I finally got mobile phone reception about 200 metres from the first house in Ullapool. I jest not. Talk about localised! I texted Andrew to tell him I was alive and sent a picture to my blog.I had been trying (and failing) to send a message every 20 minutes for the last few hours which was quite frustrating. Perhaps I will check out which network is best more carefully next time (I have O2).
On arriving in Ullapool my first port of call was to check out where the B & B was. I found the ‘Eilean Donan’ easily but it was only 12.15 and much too early to check in.
I looked around town a bit and found the tourist information office, where the lovelt staff allowed me to leave my rucksack for a few hours. So I bought some postcards, checked out the excellent outdoors shops in Ullapool and eventually decide to reward myself with a visit to the pub recommended by my step-mother Mary – “The Seaforth”.

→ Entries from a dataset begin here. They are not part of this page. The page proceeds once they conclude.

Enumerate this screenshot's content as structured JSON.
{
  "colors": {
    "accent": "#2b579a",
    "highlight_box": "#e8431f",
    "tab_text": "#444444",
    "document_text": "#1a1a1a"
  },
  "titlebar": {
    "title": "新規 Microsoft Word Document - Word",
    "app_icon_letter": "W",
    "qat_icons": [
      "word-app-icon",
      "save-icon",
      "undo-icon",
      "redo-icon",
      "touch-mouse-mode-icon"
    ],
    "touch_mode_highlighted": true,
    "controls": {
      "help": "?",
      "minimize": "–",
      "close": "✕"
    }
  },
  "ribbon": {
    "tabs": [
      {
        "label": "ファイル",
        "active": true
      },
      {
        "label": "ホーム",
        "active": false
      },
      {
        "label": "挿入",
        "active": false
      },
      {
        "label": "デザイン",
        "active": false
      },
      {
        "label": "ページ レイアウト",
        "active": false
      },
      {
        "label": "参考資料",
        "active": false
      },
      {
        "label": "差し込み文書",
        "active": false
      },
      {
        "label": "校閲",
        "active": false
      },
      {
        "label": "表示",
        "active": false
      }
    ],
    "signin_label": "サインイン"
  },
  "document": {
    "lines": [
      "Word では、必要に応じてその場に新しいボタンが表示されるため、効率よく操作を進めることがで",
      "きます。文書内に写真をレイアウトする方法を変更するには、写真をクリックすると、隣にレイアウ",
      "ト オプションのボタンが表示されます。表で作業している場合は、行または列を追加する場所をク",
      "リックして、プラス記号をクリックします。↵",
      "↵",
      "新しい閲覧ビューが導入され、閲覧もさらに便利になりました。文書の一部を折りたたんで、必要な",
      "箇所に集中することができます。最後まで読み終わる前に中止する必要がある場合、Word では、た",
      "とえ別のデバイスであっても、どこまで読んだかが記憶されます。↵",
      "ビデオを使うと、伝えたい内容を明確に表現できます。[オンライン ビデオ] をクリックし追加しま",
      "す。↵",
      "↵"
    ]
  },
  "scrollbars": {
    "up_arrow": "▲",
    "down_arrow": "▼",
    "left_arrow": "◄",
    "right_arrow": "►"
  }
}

So I went there and bought a pint of cider and some crisps. They were great. Shortly after I arrived a bus-load of tourists arrived and I had the comical and rather surreal experience of being surrounded by brummies who were all queuing for food at the bar. Most bizarre. And as for the accent! (I love it really)
I thoroughly enjoyed my drink and then went to ‘The Eilean Donan’ at about 3.30.

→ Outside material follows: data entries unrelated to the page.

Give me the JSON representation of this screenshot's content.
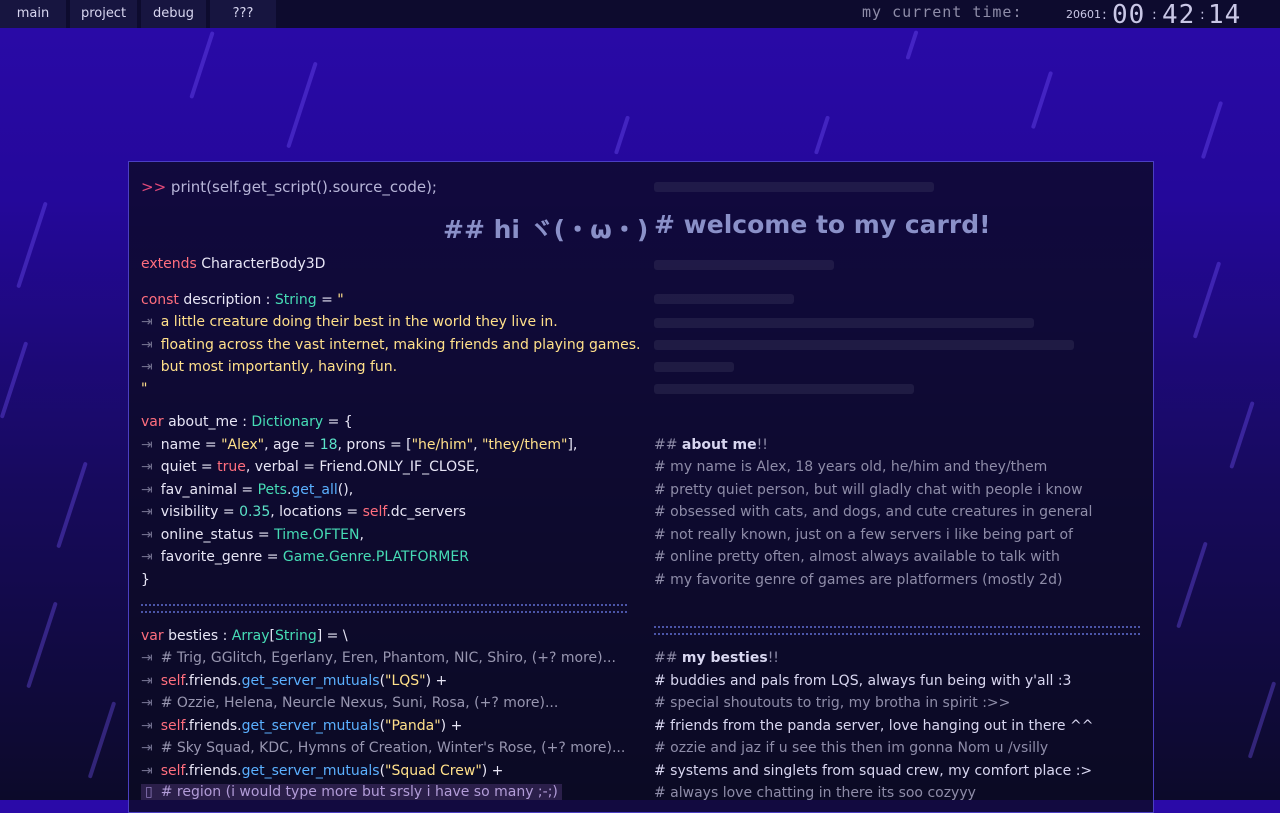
{
  "nav": {
    "tabs": [
      {
        "label": "main"
      },
      {
        "label": "project"
      },
      {
        "label": "debug"
      },
      {
        "label": "???"
      }
    ]
  },
  "clock": {
    "label": "my current time:",
    "year": "20601",
    "hours": "00",
    "minutes": "42",
    "seconds": "14"
  },
  "code": {
    "prompt": ">>",
    "command": "print(self.get_script().source_code);",
    "extends_kw": "extends",
    "extends_class": "CharacterBody3D",
    "desc_const": "const",
    "desc_name": "description",
    "desc_type": "String",
    "desc_lines": [
      "a little creature doing their best in the world they live in.",
      "floating across the vast internet, making friends and playing games.",
      "but most importantly, having fun."
    ],
    "var_kw": "var",
    "about_name": "about_me",
    "about_type": "Dictionary",
    "about_lines": {
      "name": "\"Alex\"",
      "age": "18",
      "pron1": "\"he/him\"",
      "pron2": "\"they/them\"",
      "quiet_val": "true",
      "verbal_val": "Friend.ONLY_IF_CLOSE",
      "pets": "Pets",
      "get_all": "get_all",
      "visibility": "0.35",
      "self": "self",
      "dc_servers": ".dc_servers",
      "online": "Time.OFTEN",
      "genre": "Game.Genre.PLATFORMER"
    },
    "besties_name": "besties",
    "besties_type": "Array",
    "besties_sub": "String",
    "besties": [
      {
        "comment": "# Trig, GGlitch, Egerlany, Eren, Phantom, NIC, Shiro, (+? more)...",
        "server": "\"LQS\""
      },
      {
        "comment": "# Ozzie, Helena, Neurcle Nexus, Suni, Rosa, (+? more)...",
        "server": "\"Panda\""
      },
      {
        "comment": "# Sky Squad, KDC, Hymns of Creation, Winter's Rose, (+? more)...",
        "server": "\"Squad Crew\""
      }
    ],
    "region": "# region (i would type more but srsly i have so many ;-;)"
  },
  "right": {
    "hi_heading": "## hi ヾ(・ω・)",
    "welcome_heading": "# welcome to my carrd!",
    "about_heading_prefix": "##",
    "about_heading_bold": "about me",
    "about_heading_suffix": "!!",
    "about_lines": [
      "# my name is Alex, 18 years old, he/him and they/them",
      "# pretty quiet person, but will gladly chat with people i know",
      "# obsessed with cats, and dogs, and cute creatures in general",
      "# not really known, just on a few servers i like being part of",
      "# online pretty often, almost always available to talk with",
      "# my favorite genre of games are platformers (mostly 2d)"
    ],
    "besties_heading_prefix": "##",
    "besties_heading_bold": "my besties",
    "besties_heading_suffix": "!!",
    "besties_lines": [
      "# buddies and pals from LQS, always fun being with y'all :3",
      "# special shoutouts to trig, my brotha in spirit :>>",
      "# friends from the panda server, love hanging out in there ^^",
      "# ozzie and jaz if u see this then im gonna Nom u /vsilly",
      "# systems and singlets from squad crew, my comfort place :>",
      "# always love chatting in there its soo cozyyy"
    ]
  },
  "colors": {
    "accent_border": "#4b3fc2",
    "keyword": "#ff6e7e",
    "type": "#46dcb5",
    "function": "#5bb0ff",
    "string": "#ffe08a"
  }
}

My B & B had T.V. in my room and my food parcel was there waiting for me. I had a day off tomorrow and no blisters. What could be better? What could possibly go wrong?

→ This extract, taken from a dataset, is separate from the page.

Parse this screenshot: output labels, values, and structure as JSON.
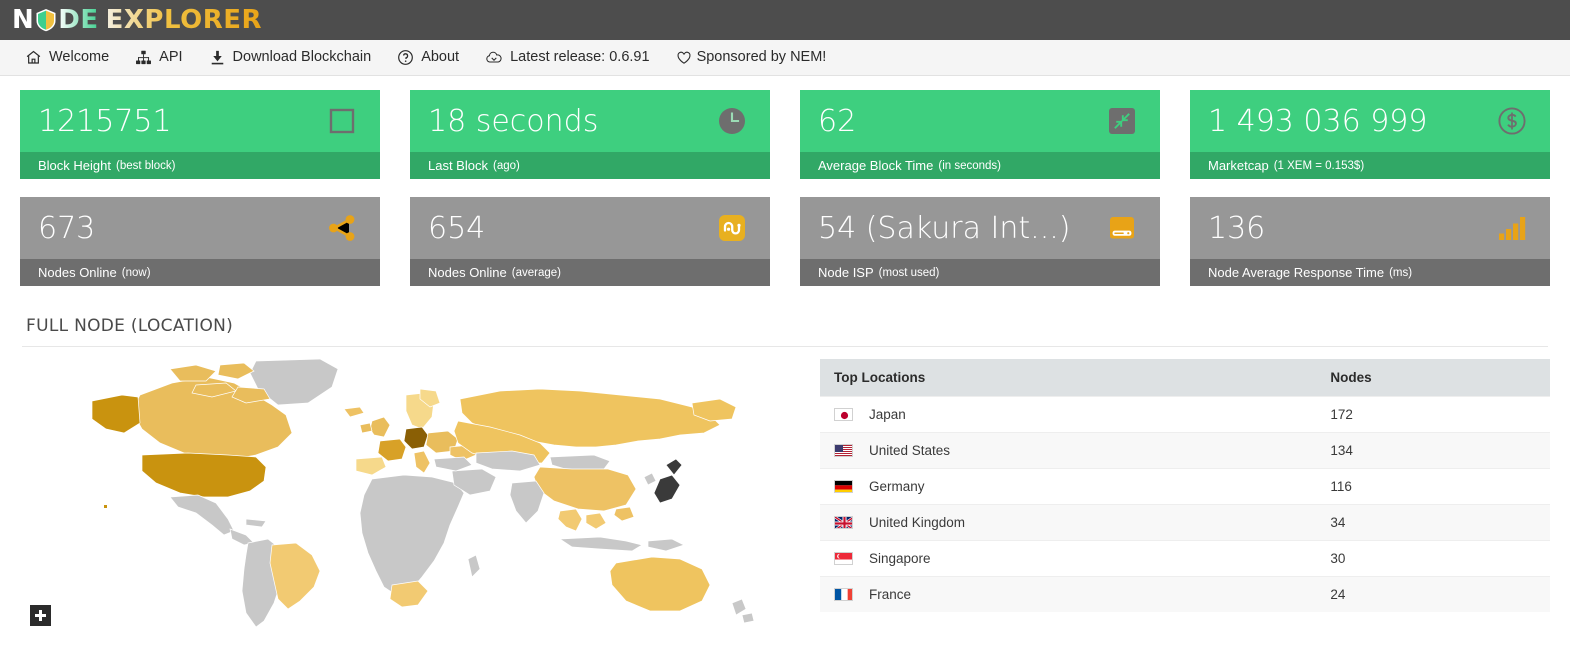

I had not a care in world.
This is a picture of my food parcel in Ullapool, sent to my blog via my mobile phone. So Royal Mail works. The anticlimax about receiving the parcel was that I knew exactly what it contained, and it was hard to get excited about the same dried food I had been eating for the past week!
Still – it was good to look at the next map and to think about the next stage in the journey with increasing confidence about the whole adventure.

So there I was in Ullapool on a sunny day.
So far, in 6 days' walking, I had spent 4 days without seeing a single other walker. Today, I saw 4 people (all within 2 miles of Ullapool) and on 10th April (the day of Ben More Assynt) I saw 4 people (again near the car park). This part of the world really is very remote.

I got online today and looked at my blog. It was lovely to see that my photos had actually been uploaded and to read comments from people; thanks to family, friends, Aaron and Sam for doing their sun dances and thinking of me.